Montag, 28. August 2017

Der Sessel ist bequem. Verdächtig bequem; und die Aussicht herrlich, einmal über die ganze Stadt. Ich könnte mich glatt entspannen, aber da kommt die Reinigerin. Mein Blutdruck schnellt nach oben.

Die Reinigerin ist blond, blutjung, hat einen vage osteuropäischen Akzent und lächelt wie ein Engel. Sie hängt mir ein Papierlätzchen um und kippt meinen Sessel hintenüber; ich sinke in die anschmiegsamen Polster. Dann blendet mich eine grelle Lampe. Ich meine ein mißbilligendes Schnalzen zu hören, einen Wie-sieht-das-aus!-Laut. Wann waren Sie? Wo war das? Wieso nicht?

Nach dem Verhör legt sie mir eine Brust auf die Stirn und greift zum Werkzeug. Weit auf, sagt sie. Und die Lippen entspannen! Wenn etwas ist, heben Sie die linke Hand. (Die klemmt unter dem Instrumententisch.) Es kratzt und reißt, klirrt und schrappt, alles innerhalb meines Schädels. Ich schließe die Augen. So sieht die Reinigerin aus wie eine vierzigjährige Offizierin der sowjetischen Armee.

Sie geht mit grimmer Energie zu Werke, meine Mundhöhle wird zum Schlachtfeld. Plaques und Verfärbungen werden aufgestöbert und erbarmungslos entfernt; hie und da landet ein Haken kollateral im Fleisch, prallt Metall auf unbeteiligten Zahnschmelz. Ich halte die Augen geschlossen.

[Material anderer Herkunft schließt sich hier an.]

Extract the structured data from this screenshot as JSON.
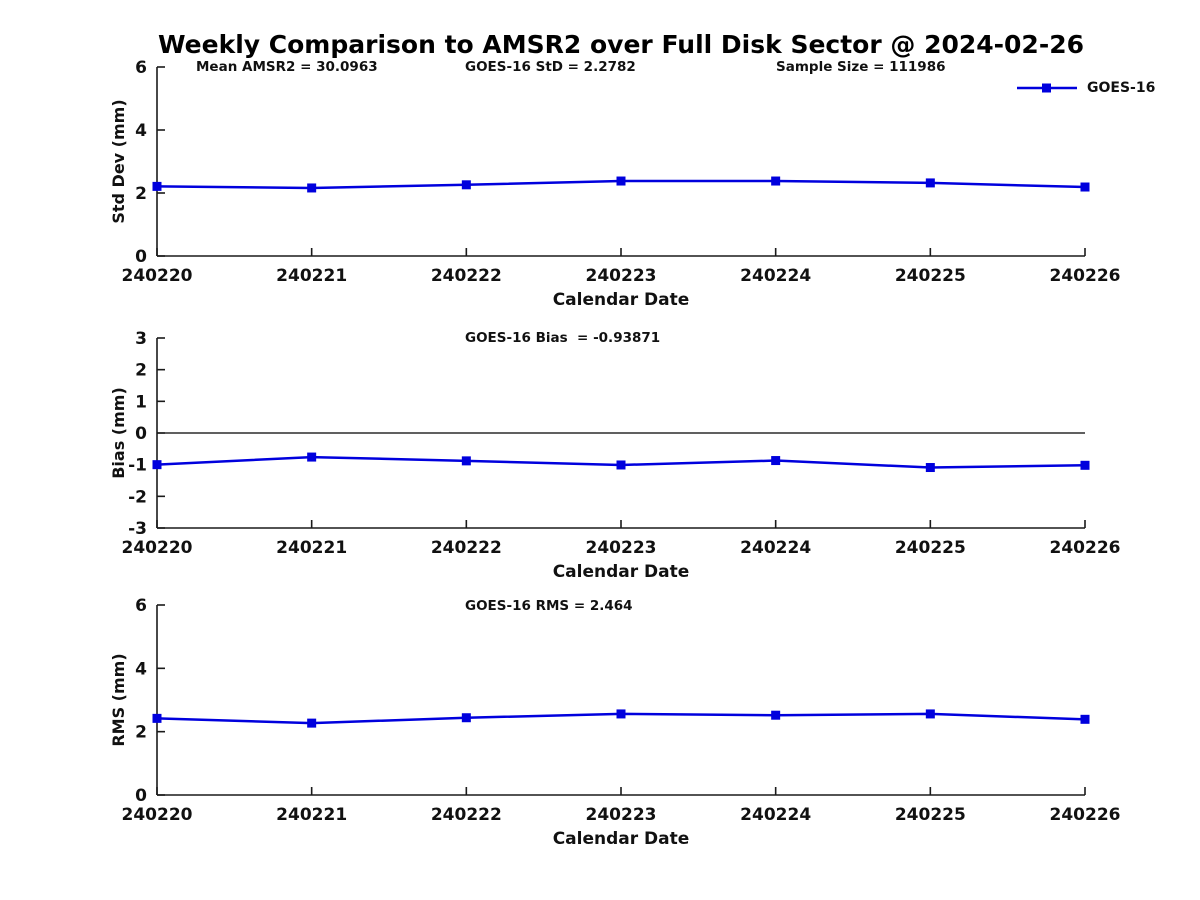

Auf meinem Lätzchen stapeln sich Tiegel und Tinkturen, Haken, Kratzer, Schleifer, Polierer. Und jetzt, sagt die Reinigerin, der Sandstrahler. Sie setzt mir eine Schutzbrille auf: Es spritzt, da decken wir die Patienten so weit wie möglich ab. Dann wird mein Gebiß gekärchert, daß mir Hören und Sehen vergeht.

Irgendwann erstirbt alles Geräusch. In die dröhnende Stille ertönt das Kommando: Gründlich spülen! Während ich Blut spucke, doziert die Reinigerin, wie man Zähne putzt.

Dann reicht sie mir mit geradezu gelöstem Gesichtsausdruck einen Spiegel: Na, ist das nicht besser? Aus meinen Ohren rieselt feinster Sand, aber mein Gebiß strahlt. Ich lächele schmerzlich zurück und wanke aus der Praxis.